Your reasoning is correct, but you give away far too much. (For example, it is also correct to say that 2x^3+4=O(2^n), but that’s not as informative as 2x^3+4=O(x^3).)

The first thing we want to do is get rid of the inhomogeneous term n. This suggests that we may look for a solution of the form T(n)=an+b. Substituting that in, we find:

an+b = a(n-1)+b + an/2+b + n

which reduces to

0 = (a/2+1)n + (b-a)

implying that a=-2 and b=a=-2. Therefore, T(n)=-2n-2 is a solution to the equation.

We now want to find other solutions by subtracting off the solution we’ve already found. Let’s define U(n)=T(n)+2n+2. Then the equation becomes

U(n)-2n-2 = U(n-1)-2(n-1)-2 + U(n/2)-2(n/2)-2 + n

which reduces to

U(n) = U(n-1) + U(n/2).

U(n)=0 is an obvious solution to this equation, but how do the non-trivial solutions to this equation behave?

Let’s assume that U(n)∈Θ(n^k) for some k>0, so that U(n)=cn^k+o(n^k). This makes the equation

cn^k+o(n^k) = c(n-1)^k+o((n-1)^k) + c(n/2)^k+o((n/2)^k)

Now, (n-1)^k=n^k+Θ(n^{k-1}), so that the above becomes

cn^k+o(n^k) = cn^k+Θ(cn^{k-1})+o(n^k+Θ(n^{k-1})) + cn^k/2^k+o((n/2)^k)

Absorbing the lower order terms and subtracting the common cn^k, we arrive at

o(n^k) = cn^k/2^k

But this is false because the right hand side grows faster than the left. Therefore, U(n-1)+U(n/2) grows faster than U(n), which means that U(n) must grow faster than our assumed Θ(n^k). Since this is true for any k, U(n) must grow faster than any polynomial.

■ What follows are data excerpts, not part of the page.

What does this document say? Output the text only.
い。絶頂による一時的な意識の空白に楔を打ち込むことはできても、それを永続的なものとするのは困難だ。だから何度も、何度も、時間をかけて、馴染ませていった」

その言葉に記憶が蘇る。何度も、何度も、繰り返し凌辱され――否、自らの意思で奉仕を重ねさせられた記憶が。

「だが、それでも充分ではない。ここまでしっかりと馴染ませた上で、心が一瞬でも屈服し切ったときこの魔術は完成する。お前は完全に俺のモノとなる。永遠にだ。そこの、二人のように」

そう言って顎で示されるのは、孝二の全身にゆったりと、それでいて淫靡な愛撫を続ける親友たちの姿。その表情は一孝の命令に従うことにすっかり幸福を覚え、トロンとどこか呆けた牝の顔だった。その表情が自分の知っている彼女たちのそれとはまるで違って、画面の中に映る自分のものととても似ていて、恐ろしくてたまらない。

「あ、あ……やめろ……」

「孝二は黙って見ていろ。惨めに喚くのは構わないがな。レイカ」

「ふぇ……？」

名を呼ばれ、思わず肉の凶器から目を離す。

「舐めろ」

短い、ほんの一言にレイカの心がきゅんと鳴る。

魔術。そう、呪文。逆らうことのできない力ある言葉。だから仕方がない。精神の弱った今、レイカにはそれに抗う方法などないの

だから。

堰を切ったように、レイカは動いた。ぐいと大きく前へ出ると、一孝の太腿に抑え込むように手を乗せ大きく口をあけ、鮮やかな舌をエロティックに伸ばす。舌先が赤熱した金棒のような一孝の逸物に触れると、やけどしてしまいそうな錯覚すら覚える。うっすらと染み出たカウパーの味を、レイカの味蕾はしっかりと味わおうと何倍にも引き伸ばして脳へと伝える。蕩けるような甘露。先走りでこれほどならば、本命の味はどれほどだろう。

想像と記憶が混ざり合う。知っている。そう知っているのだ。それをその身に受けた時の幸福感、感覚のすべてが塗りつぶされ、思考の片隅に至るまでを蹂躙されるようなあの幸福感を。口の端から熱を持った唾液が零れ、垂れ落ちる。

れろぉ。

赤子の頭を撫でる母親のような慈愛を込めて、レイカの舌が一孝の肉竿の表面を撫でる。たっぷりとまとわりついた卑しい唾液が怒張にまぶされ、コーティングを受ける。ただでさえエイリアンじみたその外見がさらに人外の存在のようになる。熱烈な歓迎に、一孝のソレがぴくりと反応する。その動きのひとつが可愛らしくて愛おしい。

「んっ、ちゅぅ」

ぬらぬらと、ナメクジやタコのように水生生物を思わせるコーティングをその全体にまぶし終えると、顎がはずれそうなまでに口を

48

A good example of something that grows faster than any polynomial is an exponential function. Consequently, let’s assume that U(n)∈Θ(c^n) for some c>1, so that U(n)=ac^n+o(c^n). This makes the equation ac^n+o(c^n) = ac^{n-1}+o(c^{n-1}) + ac^{n/2}+o(c^{n/2}) Rearranging and using some order of growth math, this becomes

c^n = o(c^n)

This is false (again) because the left hand side grows faster than the right. Therefore, U(n) grows faster than U(n-1)+U(n/2), which means that U(n) must grow slower than our assumed Θ(c^n). Since this is true for any c>1, U(n) must grow more slowly than any exponential.

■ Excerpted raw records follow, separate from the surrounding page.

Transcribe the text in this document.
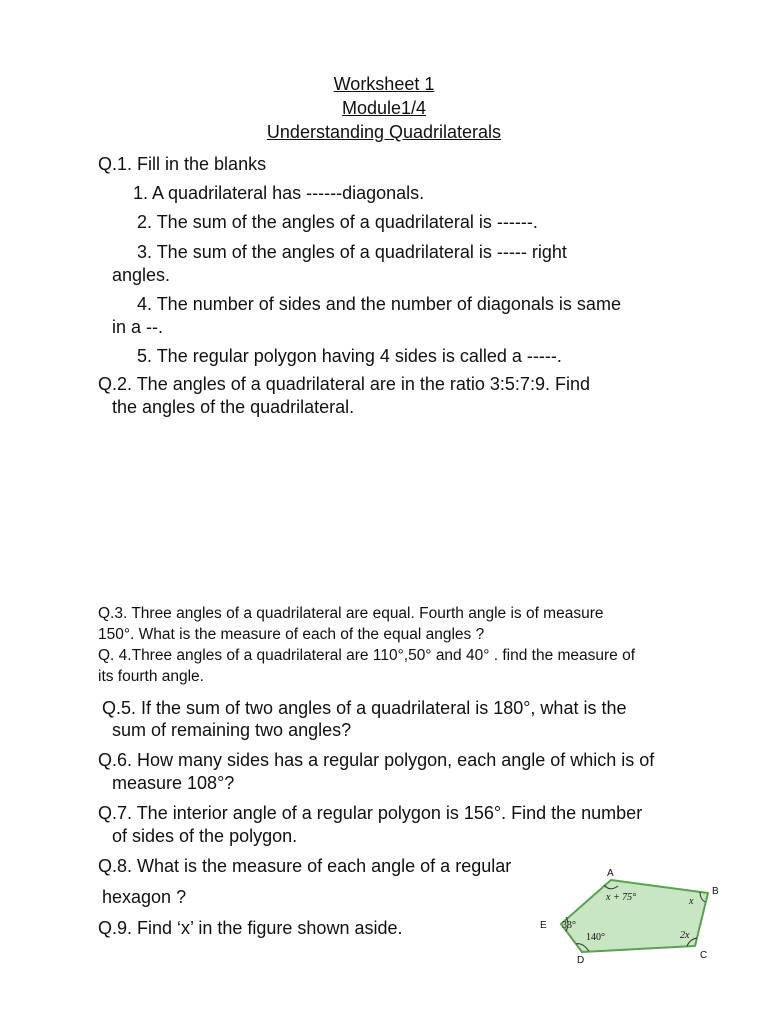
Worksheet 1
Module1/4
Understanding Quadrilaterals
Q.1. Fill in the blanks
1. A quadrilateral has ------diagonals.
2. The sum of the angles of a quadrilateral is ------.
3. The sum of the angles of a quadrilateral is ----- right
angles.
4. The number of sides and the number of diagonals is same
in a --.
5. The regular polygon having 4 sides is called a -----.
Q.2. The angles of a quadrilateral are in the ratio 3:5:7:9. Find
the angles of the quadrilateral.
Q.3. Three angles of a quadrilateral are equal. Fourth angle is of measure
150°. What is the measure of each of the equal angles ?
Q. 4.Three angles of a quadrilateral are 110°,50° and 40° . find the measure of
its fourth angle.
Q.5. If the sum of two angles of a quadrilateral is 180°, what is the
sum of remaining two angles?
Q.6. How many sides has a regular polygon, each angle of which is of
measure 108°?
Q.7. The interior angle of a regular polygon is 156°. Find the number
of sides of the polygon.
Q.8. What is the measure of each angle of a regular
hexagon ?
Q.9. Find ‘x’ in the figure shown aside.
A
B
C
D
E
x + 75°	x
2x
140°
33°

This puts us into the realm of quasi-polynomials, where ln U(n)∈O(log^c n), and subexponentials, where ln U(n)∈O(n^ε). Either of these mean that we want to look at L(n):=ln U(n), where the previous paragraphs imply that L(n)∈ω(ln n)∩o(n). Taking the natural log of our equation, we have

ln U(n) = ln( U(n-1) + U(n/2) ) = ln U(n-1) + ln(1+ U(n/2)/U(n-1))

or

L(n) = L(n-1) + ln( 1 + e^{-L(n-1)+L(n/2)} ) = L(n-1) + e^{-(L(n-1)-L(n/2))} + Θ(e^{-2(L(n-1)-L(n/2))})

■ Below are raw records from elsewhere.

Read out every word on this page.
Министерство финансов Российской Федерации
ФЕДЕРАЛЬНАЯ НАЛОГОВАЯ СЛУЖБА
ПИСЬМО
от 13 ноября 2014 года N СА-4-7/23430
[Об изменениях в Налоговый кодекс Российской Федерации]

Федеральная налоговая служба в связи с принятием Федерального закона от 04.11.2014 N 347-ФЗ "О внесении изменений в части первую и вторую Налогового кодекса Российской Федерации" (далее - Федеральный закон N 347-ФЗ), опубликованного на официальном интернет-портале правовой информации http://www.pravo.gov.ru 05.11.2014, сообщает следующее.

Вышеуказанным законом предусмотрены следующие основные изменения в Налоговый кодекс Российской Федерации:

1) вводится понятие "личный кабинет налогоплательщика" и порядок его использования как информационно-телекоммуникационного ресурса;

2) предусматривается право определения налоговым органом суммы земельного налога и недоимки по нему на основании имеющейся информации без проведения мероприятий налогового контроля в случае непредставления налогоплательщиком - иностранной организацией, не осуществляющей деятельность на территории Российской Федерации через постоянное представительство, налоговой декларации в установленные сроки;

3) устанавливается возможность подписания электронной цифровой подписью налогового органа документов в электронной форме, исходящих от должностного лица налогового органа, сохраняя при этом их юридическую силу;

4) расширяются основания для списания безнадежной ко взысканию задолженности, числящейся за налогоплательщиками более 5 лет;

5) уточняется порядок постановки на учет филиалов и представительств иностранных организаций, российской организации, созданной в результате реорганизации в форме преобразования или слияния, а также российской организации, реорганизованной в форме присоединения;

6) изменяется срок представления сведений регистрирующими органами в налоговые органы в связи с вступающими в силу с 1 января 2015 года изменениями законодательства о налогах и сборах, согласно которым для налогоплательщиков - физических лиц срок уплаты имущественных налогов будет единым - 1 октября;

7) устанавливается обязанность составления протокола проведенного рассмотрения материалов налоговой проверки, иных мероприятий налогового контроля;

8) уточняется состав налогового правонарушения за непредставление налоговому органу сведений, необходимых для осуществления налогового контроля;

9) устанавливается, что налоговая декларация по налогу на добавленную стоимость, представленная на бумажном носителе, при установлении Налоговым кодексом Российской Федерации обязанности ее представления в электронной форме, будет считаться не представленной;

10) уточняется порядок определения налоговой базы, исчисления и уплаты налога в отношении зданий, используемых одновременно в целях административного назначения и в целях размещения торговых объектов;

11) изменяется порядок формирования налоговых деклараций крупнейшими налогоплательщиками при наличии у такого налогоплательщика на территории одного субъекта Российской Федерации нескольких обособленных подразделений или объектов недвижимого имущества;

So everything comes down to: how fast does L(n-1)-L(n/2) grow? We know that L(n-1)-L(n/2)→∞, since otherwise L(n)∈Ω(n). And it’s likely that L(n)-L(n/2) will be just as useful, since L(n)-L(n-1)∈o(1) is much smaller than L(n-1)-L(n/2).

Unfortunately, this is as far as I’m able to take the problem. I don’t see a good way to control how fast L(n)-L(n/2) grows (and I’ve been staring at this for months). The only thing I can end with is to quote another answer: “a very strange recursion for a CS class”.